Aziz Sancar was elected to the National Academy of Sciences in 2005 as the first Turkish member. He is the Sarah Graham Kenan Professor of Biochemistry, at the University of North Carolina at Chapel Hill. He is married to Gwen Boles Sancar, who graduated the same year and who is also a professor of Biochemistry and Biophysics at the University of North Carolina at Chapel Hill. Together, they founded Carolina Türk Evi, a permanent Turkish Center in close proximity to the campus of UNC-CH, which provides graduate housing for four Turkish researchers at UNC-CH, short term guest services for Turkish visiting scholars, and a center for promoting Turkish-American interchange.

==Research on circadian clock==

Sancar and his research team have discovered that two genes, Period and Cryptochrome, keep the circadian clocks of all human cells in proper rhythm, syncing them to the 24 hours of the day and seasons. Their findings were published in the Genes and Development journal on September 16, 2014. Sancar's research has provided a complete understanding of the workings of Circadian clocks in humans, which may be used to treat a wide range of different illnesses and disorders such as jet-lag and seasonal affective disorder, and may be useful in controlling and optimizing various cancer treatments.

==Personal life==
Sancar is married to Gwen Boles Sancar, with whom he met during his PhD in Dallas, where she was also studying molecular biology. They got married in 1978.

Sancar is a practicing Muslim. In an interview, he stated: "I am proud to be Muslim, but I can not state this fact in many regions of the United States due to ongoing issues." In the immediate aftermath of being awarded the Nobel Prize, his ethnicity was questioned in social media.

In an interview, Sancar stated that in his youth, he was an idealist but he didn't participate in activities. In another interview, Sancar stated that he supports moderate Pan-Turkism. On September 26, 2021, Sancar was the honorary guest of the Turkic Council on occasion of the meeting of the foreign secretaries from member states and has given a presentation titled "Knowledge and the National Awakening of the Turkic World", as announced by Turkish Minister of Foreign Affairs Mevlüt Çavuşoğlu.

On 31 July 2025, Sancar was granted naturalised citizenship of the Turkish Republic of Northern Cyprus.

== Awards ==
He was awarded the 2015 Nobel Prize in Chemistry along with Tomas Lindahl and Paul L. Modrich for their mechanistic studies of DNA repair. He was granted Presidential Young Investigator Award from the National Science Foundation in Molecular Biophysics in 1984. Sancar is the second Turkish Nobel laureate after Orhan Pamuk, who is also an alumnus of Istanbul University.

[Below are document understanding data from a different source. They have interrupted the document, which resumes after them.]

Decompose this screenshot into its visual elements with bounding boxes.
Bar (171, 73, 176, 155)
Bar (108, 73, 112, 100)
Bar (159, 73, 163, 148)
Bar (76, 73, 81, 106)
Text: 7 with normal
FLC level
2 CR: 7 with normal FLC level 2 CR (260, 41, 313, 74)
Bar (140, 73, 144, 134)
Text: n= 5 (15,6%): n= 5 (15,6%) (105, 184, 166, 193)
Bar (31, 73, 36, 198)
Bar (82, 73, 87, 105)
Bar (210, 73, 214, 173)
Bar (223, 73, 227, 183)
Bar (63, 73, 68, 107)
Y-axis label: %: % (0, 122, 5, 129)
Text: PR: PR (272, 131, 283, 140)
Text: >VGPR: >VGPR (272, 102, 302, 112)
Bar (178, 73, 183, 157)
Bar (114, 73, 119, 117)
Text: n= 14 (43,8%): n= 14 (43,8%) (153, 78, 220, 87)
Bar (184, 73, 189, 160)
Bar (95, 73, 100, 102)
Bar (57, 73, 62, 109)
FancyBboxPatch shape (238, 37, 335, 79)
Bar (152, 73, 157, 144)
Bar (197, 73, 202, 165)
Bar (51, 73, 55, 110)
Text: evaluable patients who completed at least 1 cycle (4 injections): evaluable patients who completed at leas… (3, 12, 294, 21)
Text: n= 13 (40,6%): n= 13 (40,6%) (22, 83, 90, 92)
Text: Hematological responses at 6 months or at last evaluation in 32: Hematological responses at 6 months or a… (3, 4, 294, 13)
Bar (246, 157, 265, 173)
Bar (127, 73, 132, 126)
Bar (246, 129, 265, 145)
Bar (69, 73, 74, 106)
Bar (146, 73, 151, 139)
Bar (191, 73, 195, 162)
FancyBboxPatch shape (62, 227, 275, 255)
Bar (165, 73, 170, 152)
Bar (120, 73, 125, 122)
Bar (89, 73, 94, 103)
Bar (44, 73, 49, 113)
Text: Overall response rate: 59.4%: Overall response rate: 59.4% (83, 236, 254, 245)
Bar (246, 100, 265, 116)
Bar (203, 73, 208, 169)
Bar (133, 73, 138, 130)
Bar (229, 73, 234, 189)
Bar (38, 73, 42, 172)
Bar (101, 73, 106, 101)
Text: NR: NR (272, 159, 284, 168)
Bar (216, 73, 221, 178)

Aziz Sancar donated his original Nobel Prize golden medal and certificate to the mausoleum of Mustafa Kemal Atatürk, with a presidential ceremony on 19 May 2016, which is the 97th anniversary of Atatürk initiating the Turkish War of Independence. He delivered a replica of his Nobel medal and certificate to Istanbul University, from which he earned his MD.

On January 19, 2025, during a ceremony held at the Sancar Cultural Center in the state of North Carolina, USA, TÜRKSOY General Secretary Sultan Raev presented Sancar with the Order of Cultural Ambassador of the Turkic World.